ATI RN
ATI Comprehensive Exit Exam 2023 With NGN Quizlet
1. A nurse is caring for a client who is 12 hr postpartum and has a third-degree perineal laceration. The client reports not having a bowel movement for 4 days. Which of the following medications should the nurse administer?
- A. Bisacodyl 10 mg rectal suppository.
- B. Magnesium hydroxide 30 ml PO.
- C. Famotidine 20 mg PO.
- D. Loperamide 4 mg PO.
Correct answer: A
Rationale: In this scenario, the nurse should administer Bisacodyl 10 mg rectal suppository. Bisacodyl is a stimulant laxative that promotes bowel movement, which is appropriate for a postpartum client experiencing constipation. Magnesium hydroxide (choice B) is an antacid and not indicated for constipation. Famotidine (choice C) is an H2 receptor antagonist used for reducing stomach acid production, not for constipation. Loperamide (choice D) is an antidiarrheal agent and would worsen constipation in this case.

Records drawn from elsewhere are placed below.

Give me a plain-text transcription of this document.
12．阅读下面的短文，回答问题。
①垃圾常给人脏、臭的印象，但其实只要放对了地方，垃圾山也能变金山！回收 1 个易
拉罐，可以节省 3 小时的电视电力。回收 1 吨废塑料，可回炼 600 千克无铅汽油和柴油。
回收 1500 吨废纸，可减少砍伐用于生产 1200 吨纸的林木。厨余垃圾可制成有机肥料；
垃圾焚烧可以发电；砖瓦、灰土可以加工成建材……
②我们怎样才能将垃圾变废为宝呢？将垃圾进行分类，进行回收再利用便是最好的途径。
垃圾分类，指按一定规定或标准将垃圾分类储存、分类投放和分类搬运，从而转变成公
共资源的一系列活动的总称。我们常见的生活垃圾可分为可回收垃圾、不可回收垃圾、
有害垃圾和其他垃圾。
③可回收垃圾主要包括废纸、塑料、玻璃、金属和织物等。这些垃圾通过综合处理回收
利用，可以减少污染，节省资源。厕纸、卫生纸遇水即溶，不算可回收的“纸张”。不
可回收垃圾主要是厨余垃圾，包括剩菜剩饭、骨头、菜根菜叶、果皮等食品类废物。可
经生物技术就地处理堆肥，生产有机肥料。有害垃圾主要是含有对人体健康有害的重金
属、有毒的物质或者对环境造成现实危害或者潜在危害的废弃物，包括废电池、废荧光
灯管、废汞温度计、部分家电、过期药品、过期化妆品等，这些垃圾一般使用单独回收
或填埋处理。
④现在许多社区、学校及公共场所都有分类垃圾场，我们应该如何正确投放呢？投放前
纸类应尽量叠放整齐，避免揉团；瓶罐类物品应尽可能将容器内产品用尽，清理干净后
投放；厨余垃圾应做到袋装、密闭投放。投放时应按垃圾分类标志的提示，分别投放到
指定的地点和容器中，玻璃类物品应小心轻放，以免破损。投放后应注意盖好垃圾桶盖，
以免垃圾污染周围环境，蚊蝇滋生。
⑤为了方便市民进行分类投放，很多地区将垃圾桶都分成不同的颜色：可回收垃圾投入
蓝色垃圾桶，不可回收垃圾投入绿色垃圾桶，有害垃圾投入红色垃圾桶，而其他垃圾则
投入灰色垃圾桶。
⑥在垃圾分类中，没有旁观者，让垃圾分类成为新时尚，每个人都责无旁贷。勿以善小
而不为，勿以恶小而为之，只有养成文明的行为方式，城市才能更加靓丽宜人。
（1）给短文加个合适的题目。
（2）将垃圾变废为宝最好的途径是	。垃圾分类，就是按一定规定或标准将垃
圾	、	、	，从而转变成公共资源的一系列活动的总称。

2. A nurse is caring for a client who is receiving a continuous heparin infusion. Which of the following laboratory values should the nurse monitor?
- A. Hemoglobin
- B. aPTT
- C. INR
- D. Platelet count
Correct answer: B
Rationale: The correct answer is B: aPTT. The activated partial thromboplastin time (aPTT) is monitored to assess the therapeutic effect of heparin and to adjust the infusion rate if needed. Monitoring hemoglobin levels (choice A) is important for assessing anemia but is not specific to heparin therapy. INR (choice C) is used to monitor the effects of warfarin, not heparin. Platelet count (choice D) is important to monitor for heparin-induced thrombocytopenia, but aPTT is the primary laboratory value used to monitor heparin therapy.
3. A nurse is caring for a client who has a prescription for spironolactone. Which of the following foods should the nurse recommend?
- A. Chicken breast
- B. Pasta
- C. Spinach
- D. Yogurt
Correct answer: A
Rationale: Correct Answer: Chicken breast. Spironolactone is a potassium-sparing diuretic, meaning it helps the body retain potassium. Foods high in potassium, like spinach and yogurt, should be avoided when taking spironolactone to prevent hyperkalemia. Chicken breast, being a low-potassium protein source, is a suitable recommendation for clients on spironolactone therapy.
4. A client is receiving discharge teaching regarding a new prescription for warfarin. Which of the following statements by the client indicates a need for further teaching?
- A. I will eat more leafy green vegetables while taking warfarin.
- B. I will have my INR checked regularly while taking warfarin.
- C. I will avoid drinking grapefruit juice while taking warfarin.
- D. I will use a soft toothbrush while taking warfarin.
Correct answer: A
Rationale: The correct answer is A. Clients taking warfarin should avoid leafy green vegetables as they are high in vitamin K, which can reduce the effectiveness of the medication. Therefore, the statement 'I will eat more leafy green vegetables while taking warfarin' indicates a need for further teaching. Choice B is correct as regular monitoring of INR levels is necessary for clients on warfarin. Choice C is correct as grapefruit juice can interact with warfarin and should be avoided. Choice D is correct as using a soft toothbrush is recommended to prevent gum bleeding while on warfarin.
5. A nurse is observing bonding between a client and her newborn. Which of the following actions by the client requires the nurse to intervene?
- A. Holding the newborn in an en face position
- B. Asking the father to change the newborn's diaper
- C. Requesting the nurse to take the newborn to the nursery so she can rest
- D. Viewing the newborn's actions as uncooperative
Correct answer: D
Rationale: The correct answer is D because viewing the newborn's actions as uncooperative indicates a lack of bonding, which requires intervention. Choices A, B, and C all involve appropriate and caring actions by the client towards the newborn. Holding the newborn in an en face position promotes bonding, involving the father in caring for the newborn is beneficial for family involvement, and requesting rest by asking the nurse to take the newborn to the nursery is a responsible action to ensure both the client and the newborn get adequate rest.